Juneteenth is “our heritage.” Celebrate it.
If you are like me, until recently at least, you have never heard of Juneteenth. What is it, and why in the world would anyone act as if there were a holiday you did not know about?
Juneteenth is considered by many to be the “Fourth of July” for American blacks. June 19, 1865, is the date on which America formally announced the abolition of American slavery. It is a date used to mark and celebrate the formal end of American chattel slavery.
Before this date, most American blacks did not enjoy the rights and freedom Declared allegedly for all Americans in 1776. Frederick Douglass had voiced this sentiment in the most powerful and convicting terms in a speech in 1852. After glowing with praise and approval of the fathers who fought and the achievements of 1776–1783, he lamented, “This Fourth July is yours, not mine. You may rejoice, I must mourn.”
Then he landed this blistering critique:
What, to the American slave, is your 4th of July? I answer; a day that reveals to him, more than all other days in the year, the gross injustice and cruelty to which he is the constant victim. To him, your celebration is a sham; your boasted liberty, an unholy license; your national greatness, swelling vanity; your sounds of rejoicing are empty and heartless; your denunciation of tyrants, brass fronted impudence; your shouts of liberty and equality, hollow mockery; your prayers and hymns, your sermons and thanksgivings, with all your religious parade and solemnity, are, to Him, mere bombast, fraud, deception, impiety, and hypocrisy-a thin veil to cover up crimes which would disgrace a nation of savages. There is not a nation on the earth guilty of practices more shocking and bloody than are the people of the United States, at this very hour.
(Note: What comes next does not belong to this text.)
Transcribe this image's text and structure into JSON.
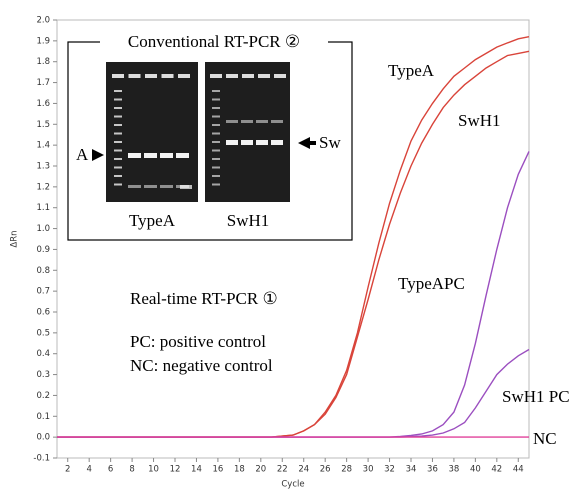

While the progress made on the ethnicity issue since then allows us to celebrate the Fourth of July with far greater national unity, Juneteenth stands like a memorial statue to commemorate a time of great national hypocrisy, and like a prophetic witness against the injustices that prevail while we boast of our liberty and justice for all.
Even if blacks did not receive the fullness of American rights and liberties overnight on that occasion, Juneteenth is a way to remember the fact that the black population did not originally enjoy that of which we boasted, and that it was the fault of the very people boasting of it the most, as well as of the masses of our ancestors who assented to that arrangement. Blacks had to ascend out of slavery and into the heritage of freedom, and that was a long hard road.
Those of us who take “our heritage” seriously must recognize that it includes the struggle of blacks in our nation. Their ascent into freedom is their heritage, and it is American heritage. It is, therefore, our heritage, too, and we ought to make quite something of it.
Despite the fact that Juneteenth is formally recognized in 45 states, few people know about it. Most people do not know about it because it is largely a “black” holiday—of the blacks, by the blacks, and for blacks—and known only to the blacks. The only black holiday most people celebrate is Black Friday.
I would recommend reading up on it a little bit at least. Consider joining the push to make it a national holiday. Consider reading Douglass’ whole oration, and from that, employ the Christian doctrine of empathy, bearing one another’s burdens (Gal. 6:2), and try understanding reality and ethics from the perspective of someone else whose experience is not so much like yours.
You may just come to see that the “perfect law of liberty” (James 1:25) is calling you to reach out, to repent, to grow, or to do something more than you are doing now. From the slavery of fear and suspicion, jealousy and apathy, we can all stand to be Emancipated.
This article was published June 19, 2018.